E Villiers contou a Clarke o que Austin lhe dissera.
«Como vê, não restam dúvidas, concluiu; e esse sr. Blank, seja lá quem for, morreu de medo. Deve ter visto tamanha coisa, naquela casa, que o coração lhe parou instantaneamente. E foi lá, nesse n.° 20 que por qualquer razão tinha tão má reputação no bairro, que ele viu o que viu. As casas são suficientemente velhas, nesse bairro, para se tornarem sórdidas e tristes, mas dai a serem estranhas... Pelo que pude saber, são todas alugadas por apartamentos, com ou sem mobília; cada porta tem três campainhas, salvo raras excepções. Alguns rés-do-chão foram transformados em lojas − uma rua triste, sob todos os aspectos.
«Tendo sabido que o n.° 20 estava para alugar, dirigi-me ao agente e pedi-lhe a chave. Como é natural, nem me teriam falado dos Herbert; mas eu perguntei descaradamente ao homem há quanto tempo tinham eles deixado a casa e se, entretanto, já tinha havido mais algum locatário. Ele olhou para mim de uma forma esquisita, acabando por me dizer que os Herbert tinham partido a seguir ao que ele chamou os «problemas» e que, desde então, a casa tinha estado devoluta.»

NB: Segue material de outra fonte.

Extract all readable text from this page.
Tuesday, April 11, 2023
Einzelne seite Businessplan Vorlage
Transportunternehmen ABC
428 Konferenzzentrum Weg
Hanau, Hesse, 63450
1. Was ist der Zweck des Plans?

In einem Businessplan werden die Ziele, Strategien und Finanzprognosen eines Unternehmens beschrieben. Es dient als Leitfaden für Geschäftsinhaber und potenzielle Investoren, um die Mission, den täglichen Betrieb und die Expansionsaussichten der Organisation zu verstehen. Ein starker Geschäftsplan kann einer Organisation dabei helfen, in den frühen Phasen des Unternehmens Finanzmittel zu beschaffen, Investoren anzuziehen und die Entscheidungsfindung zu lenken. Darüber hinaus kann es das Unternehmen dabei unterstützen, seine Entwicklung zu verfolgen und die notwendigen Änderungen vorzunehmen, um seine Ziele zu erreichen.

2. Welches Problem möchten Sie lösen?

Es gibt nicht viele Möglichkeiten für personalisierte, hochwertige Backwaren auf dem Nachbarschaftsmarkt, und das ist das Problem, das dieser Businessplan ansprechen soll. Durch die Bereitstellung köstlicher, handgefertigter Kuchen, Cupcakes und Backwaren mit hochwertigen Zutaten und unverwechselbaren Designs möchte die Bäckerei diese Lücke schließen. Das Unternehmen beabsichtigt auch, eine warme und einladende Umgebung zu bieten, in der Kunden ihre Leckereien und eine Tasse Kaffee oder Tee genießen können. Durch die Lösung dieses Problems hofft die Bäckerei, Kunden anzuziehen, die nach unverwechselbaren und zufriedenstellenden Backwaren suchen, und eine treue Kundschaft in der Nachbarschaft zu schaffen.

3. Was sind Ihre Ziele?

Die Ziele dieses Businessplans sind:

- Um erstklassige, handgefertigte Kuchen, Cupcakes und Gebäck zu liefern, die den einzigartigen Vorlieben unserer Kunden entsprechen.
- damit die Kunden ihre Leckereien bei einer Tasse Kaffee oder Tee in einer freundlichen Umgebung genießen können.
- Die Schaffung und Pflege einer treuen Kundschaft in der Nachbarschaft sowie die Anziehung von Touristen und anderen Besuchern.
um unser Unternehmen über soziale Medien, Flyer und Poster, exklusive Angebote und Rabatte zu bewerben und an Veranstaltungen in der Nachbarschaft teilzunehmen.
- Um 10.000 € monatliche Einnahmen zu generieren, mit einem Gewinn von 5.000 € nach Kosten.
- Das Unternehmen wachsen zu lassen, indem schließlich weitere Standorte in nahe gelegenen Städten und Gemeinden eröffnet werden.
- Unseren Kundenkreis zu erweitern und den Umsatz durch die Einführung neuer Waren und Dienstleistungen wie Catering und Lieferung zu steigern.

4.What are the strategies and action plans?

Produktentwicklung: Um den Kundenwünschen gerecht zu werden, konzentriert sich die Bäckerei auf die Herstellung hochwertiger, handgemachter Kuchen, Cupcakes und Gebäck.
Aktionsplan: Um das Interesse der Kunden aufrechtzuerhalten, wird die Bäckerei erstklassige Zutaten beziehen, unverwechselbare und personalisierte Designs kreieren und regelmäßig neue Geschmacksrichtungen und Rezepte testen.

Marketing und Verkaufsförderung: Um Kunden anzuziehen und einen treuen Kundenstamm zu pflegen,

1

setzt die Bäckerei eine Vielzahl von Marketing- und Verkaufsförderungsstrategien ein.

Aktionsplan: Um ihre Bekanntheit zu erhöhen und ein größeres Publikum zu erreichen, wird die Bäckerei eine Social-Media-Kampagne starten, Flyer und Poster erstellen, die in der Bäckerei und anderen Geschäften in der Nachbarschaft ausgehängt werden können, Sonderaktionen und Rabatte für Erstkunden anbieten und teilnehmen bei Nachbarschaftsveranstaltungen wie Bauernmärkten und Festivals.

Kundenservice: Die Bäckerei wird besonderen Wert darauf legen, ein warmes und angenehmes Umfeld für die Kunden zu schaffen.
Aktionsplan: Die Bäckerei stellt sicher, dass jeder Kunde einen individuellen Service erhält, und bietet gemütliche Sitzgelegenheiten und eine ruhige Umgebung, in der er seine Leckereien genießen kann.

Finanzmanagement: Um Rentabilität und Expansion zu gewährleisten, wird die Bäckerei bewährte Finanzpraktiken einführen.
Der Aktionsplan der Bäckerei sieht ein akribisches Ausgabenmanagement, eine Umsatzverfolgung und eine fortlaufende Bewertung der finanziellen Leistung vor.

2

Villiers calou-se uns instantes, e continuou:
«Sempre fui maluquinho por casas vazias. Há como que um fascínio na tristeza dos quartos abandonados, nos pregos das paredes, na poeira à volta dos vidros. Mas o n.º 20 de Paul Street não me agradou nada. Ainda não tinha posto o pé no corredor quando senti uma impressão singular e pesada, causada pela atmosfera. É verdade que todas as casas vazias cheiram a mofo, ou a qualquer coisa do gênero; mas neste caso era qualquer coisa de diferente que eu não sei descrever, parecia que tinha a respiração paralisada. Percorri as divisões da frente e das traseiras. Na cave tudo estava sujo e poeirento, também, e sentia-se qualquer coisa que não sei como definir. Havia, sobretudo, uma sala do primeiro andar, que era a pior, uma divisão espaçosa que, em tempos, deve ter sido muito alegre − mas quando lá estive, tudo, pintura, papel, era tão lúgubre. E a sala estava repleta de horror; mal toquei na maçaneta para a abrir, senti logo os dentes a bater − e, assim que entrei, estive a pontos de desmaiar. Consegui dominar-me, no entanto, e, encostado à parede, perguntei a mim próprio o que poderia estar ali, que me fazia bater o coração e tremer as pernas como um homem que vai morrer. Atirado para um canto estava um monte de jornais em desordem, aos quais dei uma vista de olhos; eram jornais velhos, com três ou quatro anos, alguns meio esfarrapados, outros amachucados, como se tivessem servido para embrulhar alguma coisa. Revolvi os jornais e, debaixo de tudo aquilo, fui encontrar um curioso desenho − vou mostrar-lho um desenho cuja visão bastante me impressionou. Não agüentei mais aquilo, e fiquei satisfeito por conseguir chegar são e salvo cá fora. Na rua, as pessoas olhavam para mim, e houve uma que disse que eu devia estar bêbado. Com efeito, andava de um lado para o outro da calçada, aos zigue-zagues. Tudo o que consegui fazer foi entregar a chave ao agente e voltar para casa, onde fiquei de cama oito dias, com aquilo que o médico classificou de «abalo nervoso e embaraço». Aconteceu então que, uma vez, ao ler um jornal da tarde, reparei num pequeno titulo, que dizia: «Morto de Fome». A noticia contava a história habitual: o lodging-house em Marylebone, a porta fechada a sete chaves e, por fim, arrombada, um homem morto numa cadeira.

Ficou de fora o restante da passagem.